Con los países sucede igual. Desapareció la bipolaridad de la Guerra Fría y llegó la confusión, el caos, los estados sin estado, las fronteras de papel mojado.
Para vencer, tanto en la paz como en la guerra, no hay como elegir de pareja polar al más débil y presentarlo como la amenaza universal.Así funcionó la Guerra Fría, pero llegó Gorbachov, un homínido apolar, blandengue, sin energía y se cargó el polo-oso soviético.De repente el gran complejo de Eisenhower, con sus gigantescas fábricas de mentiras, se cubrió de humo. Sus millones de insectos perdieron la orientación y la abeja reina se vio obligada a buscar, alocadamente, nuevos satanes.
Por un tiempo apuntaron a Corea del Norte, pero al final, indecisos entre Bin Laden y Sadam, decidieron convertirlos en un mismo polo y atacarlos a la vez. El invento no podía funcionar. Eran polos tan enfrentados o más que Occidente y Al Qaeda, así que el nuevo eje se convirtió en una traca de San Lorenzo que sigue soltando fuego y matando a inocentes.
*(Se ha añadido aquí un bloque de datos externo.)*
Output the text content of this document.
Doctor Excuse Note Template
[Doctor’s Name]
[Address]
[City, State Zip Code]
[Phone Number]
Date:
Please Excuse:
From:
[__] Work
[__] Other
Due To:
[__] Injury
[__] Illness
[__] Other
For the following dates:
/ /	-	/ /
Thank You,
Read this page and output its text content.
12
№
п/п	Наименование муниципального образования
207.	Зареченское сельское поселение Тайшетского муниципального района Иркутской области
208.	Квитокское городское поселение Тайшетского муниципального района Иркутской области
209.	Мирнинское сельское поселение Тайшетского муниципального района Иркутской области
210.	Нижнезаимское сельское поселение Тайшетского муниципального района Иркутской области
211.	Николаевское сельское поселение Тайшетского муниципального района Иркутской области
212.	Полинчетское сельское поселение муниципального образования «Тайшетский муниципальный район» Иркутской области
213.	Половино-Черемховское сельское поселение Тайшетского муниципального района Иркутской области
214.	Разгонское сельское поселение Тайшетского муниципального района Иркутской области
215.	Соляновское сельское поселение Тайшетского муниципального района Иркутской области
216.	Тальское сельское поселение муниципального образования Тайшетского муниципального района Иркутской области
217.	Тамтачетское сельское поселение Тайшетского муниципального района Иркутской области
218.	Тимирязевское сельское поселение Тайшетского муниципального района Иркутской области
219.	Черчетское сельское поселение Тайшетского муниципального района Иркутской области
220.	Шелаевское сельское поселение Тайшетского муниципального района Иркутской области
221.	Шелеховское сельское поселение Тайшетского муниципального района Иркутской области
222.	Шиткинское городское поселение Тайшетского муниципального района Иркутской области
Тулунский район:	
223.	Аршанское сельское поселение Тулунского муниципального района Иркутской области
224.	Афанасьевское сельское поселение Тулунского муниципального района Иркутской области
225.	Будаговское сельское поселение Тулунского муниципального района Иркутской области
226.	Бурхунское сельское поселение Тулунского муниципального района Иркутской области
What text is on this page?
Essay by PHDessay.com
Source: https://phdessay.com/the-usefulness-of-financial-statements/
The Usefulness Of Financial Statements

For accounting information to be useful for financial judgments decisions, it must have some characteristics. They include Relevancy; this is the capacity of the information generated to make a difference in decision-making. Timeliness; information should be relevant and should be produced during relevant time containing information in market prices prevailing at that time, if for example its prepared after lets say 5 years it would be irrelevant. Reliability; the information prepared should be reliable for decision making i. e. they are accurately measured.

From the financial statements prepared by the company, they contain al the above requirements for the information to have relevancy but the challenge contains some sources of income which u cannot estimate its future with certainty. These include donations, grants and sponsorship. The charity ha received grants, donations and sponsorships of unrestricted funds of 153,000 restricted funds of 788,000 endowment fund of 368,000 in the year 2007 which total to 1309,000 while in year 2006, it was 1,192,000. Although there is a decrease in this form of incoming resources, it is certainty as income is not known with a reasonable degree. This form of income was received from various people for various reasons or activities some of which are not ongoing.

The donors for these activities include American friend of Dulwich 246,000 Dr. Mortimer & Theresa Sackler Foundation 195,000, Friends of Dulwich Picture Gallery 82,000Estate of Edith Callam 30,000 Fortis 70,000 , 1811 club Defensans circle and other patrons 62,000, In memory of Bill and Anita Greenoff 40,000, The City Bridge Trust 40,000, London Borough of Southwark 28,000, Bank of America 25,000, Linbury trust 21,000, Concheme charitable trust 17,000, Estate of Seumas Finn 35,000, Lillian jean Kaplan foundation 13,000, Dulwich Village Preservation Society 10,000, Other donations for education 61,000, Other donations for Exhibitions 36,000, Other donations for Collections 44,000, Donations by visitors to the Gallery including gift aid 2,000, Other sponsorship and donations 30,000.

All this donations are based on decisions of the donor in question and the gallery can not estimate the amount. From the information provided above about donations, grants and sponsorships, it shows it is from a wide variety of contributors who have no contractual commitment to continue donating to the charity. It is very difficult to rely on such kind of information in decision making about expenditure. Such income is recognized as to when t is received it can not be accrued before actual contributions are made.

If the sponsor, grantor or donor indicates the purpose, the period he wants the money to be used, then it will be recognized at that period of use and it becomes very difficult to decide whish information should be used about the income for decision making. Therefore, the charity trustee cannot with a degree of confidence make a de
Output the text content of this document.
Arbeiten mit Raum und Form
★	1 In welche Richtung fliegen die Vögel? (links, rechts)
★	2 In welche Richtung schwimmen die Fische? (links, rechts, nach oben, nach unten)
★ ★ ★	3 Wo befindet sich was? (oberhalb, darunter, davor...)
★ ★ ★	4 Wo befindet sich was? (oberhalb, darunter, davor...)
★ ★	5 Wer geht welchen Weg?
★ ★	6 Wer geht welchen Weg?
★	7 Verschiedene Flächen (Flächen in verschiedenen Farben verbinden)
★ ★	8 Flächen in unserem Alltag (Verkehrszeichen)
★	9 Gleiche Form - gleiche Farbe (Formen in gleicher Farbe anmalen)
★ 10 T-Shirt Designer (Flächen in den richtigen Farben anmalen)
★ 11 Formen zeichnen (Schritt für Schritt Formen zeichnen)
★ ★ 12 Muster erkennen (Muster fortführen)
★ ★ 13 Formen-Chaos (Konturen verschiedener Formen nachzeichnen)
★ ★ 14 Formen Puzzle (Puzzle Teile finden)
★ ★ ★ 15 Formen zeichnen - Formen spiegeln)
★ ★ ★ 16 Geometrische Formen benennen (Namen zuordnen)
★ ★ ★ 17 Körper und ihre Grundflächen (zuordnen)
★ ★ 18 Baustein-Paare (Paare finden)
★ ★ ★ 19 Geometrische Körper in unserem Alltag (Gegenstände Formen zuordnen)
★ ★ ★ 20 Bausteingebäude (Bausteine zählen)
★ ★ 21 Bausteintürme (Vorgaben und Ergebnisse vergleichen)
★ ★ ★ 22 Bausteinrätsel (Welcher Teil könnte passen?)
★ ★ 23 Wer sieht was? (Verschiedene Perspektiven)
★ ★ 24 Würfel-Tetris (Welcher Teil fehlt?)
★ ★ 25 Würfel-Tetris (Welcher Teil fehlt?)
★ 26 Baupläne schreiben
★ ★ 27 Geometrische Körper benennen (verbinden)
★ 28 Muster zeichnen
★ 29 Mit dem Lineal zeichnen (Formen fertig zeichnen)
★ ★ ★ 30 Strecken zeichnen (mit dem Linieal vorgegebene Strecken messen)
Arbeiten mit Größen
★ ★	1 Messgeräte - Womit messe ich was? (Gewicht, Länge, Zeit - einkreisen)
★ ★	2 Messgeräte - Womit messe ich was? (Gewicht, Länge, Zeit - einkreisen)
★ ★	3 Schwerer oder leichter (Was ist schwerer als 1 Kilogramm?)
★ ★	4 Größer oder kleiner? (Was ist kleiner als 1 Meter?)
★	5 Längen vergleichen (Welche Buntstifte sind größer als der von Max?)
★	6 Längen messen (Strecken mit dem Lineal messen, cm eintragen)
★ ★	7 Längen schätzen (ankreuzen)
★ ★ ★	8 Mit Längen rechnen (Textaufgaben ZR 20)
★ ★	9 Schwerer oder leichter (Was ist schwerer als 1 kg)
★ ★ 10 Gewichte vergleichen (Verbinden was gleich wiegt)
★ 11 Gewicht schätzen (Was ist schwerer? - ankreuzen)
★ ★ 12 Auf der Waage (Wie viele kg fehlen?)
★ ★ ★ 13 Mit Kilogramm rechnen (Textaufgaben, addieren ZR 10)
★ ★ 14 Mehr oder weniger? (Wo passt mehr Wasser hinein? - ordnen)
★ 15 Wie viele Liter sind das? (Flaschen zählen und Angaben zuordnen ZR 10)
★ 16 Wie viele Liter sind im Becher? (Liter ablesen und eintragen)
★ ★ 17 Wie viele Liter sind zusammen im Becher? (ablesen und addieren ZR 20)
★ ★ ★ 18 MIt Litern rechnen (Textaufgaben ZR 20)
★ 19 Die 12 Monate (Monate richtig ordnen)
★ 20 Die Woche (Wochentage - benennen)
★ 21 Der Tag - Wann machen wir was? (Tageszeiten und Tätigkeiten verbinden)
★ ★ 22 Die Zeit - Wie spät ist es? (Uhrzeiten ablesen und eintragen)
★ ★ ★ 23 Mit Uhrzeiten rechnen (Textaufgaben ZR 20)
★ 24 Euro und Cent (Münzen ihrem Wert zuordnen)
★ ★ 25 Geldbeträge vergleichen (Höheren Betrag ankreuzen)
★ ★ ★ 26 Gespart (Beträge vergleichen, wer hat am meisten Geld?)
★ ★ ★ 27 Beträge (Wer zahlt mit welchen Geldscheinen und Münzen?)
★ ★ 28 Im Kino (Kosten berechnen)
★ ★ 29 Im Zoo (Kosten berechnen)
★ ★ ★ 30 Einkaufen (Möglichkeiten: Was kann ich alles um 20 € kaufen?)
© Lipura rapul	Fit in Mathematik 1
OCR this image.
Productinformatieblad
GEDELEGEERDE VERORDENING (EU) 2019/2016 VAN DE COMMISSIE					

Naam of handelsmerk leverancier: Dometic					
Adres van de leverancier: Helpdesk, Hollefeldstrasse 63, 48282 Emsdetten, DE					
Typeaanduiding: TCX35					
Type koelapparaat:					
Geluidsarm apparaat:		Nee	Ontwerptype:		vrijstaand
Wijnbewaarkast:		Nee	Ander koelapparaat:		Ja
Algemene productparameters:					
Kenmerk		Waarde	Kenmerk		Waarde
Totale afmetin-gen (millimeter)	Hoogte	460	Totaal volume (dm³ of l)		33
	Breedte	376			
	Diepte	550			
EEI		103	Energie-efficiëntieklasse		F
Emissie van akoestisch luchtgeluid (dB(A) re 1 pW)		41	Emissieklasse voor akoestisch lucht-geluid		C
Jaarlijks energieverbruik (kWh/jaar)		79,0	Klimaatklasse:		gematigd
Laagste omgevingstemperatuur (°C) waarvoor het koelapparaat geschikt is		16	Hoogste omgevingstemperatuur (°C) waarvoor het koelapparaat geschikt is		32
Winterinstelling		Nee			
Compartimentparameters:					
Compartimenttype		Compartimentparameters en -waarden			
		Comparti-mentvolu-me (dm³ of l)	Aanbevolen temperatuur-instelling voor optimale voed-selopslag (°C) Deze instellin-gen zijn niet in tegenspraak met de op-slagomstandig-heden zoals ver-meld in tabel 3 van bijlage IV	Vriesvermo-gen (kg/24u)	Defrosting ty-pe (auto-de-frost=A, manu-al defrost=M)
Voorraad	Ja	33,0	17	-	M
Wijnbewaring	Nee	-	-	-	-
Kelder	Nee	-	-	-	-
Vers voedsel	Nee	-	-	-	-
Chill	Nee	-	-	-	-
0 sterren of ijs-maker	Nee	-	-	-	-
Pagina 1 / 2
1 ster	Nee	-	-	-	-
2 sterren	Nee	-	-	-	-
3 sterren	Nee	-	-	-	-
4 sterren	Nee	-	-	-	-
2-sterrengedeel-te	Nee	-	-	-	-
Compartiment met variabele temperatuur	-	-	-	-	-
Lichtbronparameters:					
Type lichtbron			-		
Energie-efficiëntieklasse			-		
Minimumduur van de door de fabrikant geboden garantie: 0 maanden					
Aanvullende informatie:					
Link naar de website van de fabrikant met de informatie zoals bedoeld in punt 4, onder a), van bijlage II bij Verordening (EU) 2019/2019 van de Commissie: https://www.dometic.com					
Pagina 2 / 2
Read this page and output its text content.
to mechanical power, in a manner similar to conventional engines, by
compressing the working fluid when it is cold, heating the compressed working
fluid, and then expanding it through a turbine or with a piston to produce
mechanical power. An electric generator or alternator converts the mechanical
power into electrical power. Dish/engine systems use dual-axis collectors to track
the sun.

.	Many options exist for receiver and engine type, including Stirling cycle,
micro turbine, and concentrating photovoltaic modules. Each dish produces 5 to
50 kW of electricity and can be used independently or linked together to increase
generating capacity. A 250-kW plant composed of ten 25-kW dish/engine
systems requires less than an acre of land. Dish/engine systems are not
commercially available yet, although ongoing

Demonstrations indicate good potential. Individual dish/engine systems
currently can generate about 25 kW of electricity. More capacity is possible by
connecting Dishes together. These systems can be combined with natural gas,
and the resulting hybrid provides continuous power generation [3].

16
Ya es hora de volver a la bipolaridad.
Quienes vivimos de contarlo tampoco estamos limpios. Somos los más bipolares de todos. Lo que no encaja en el binomio ángeles-demonios no interesa. Cuantos más muertos, más noticia, pero toda noticia, como toda columna, por buena o mala que sea, tiene un valor relativo.Depende de las otras noticias y columnas del día. Con la hora de cierre, termina el partido. Mañana será otro día. Bipolar también, como el mundo literario-periodístico de Umbral, pero distinto.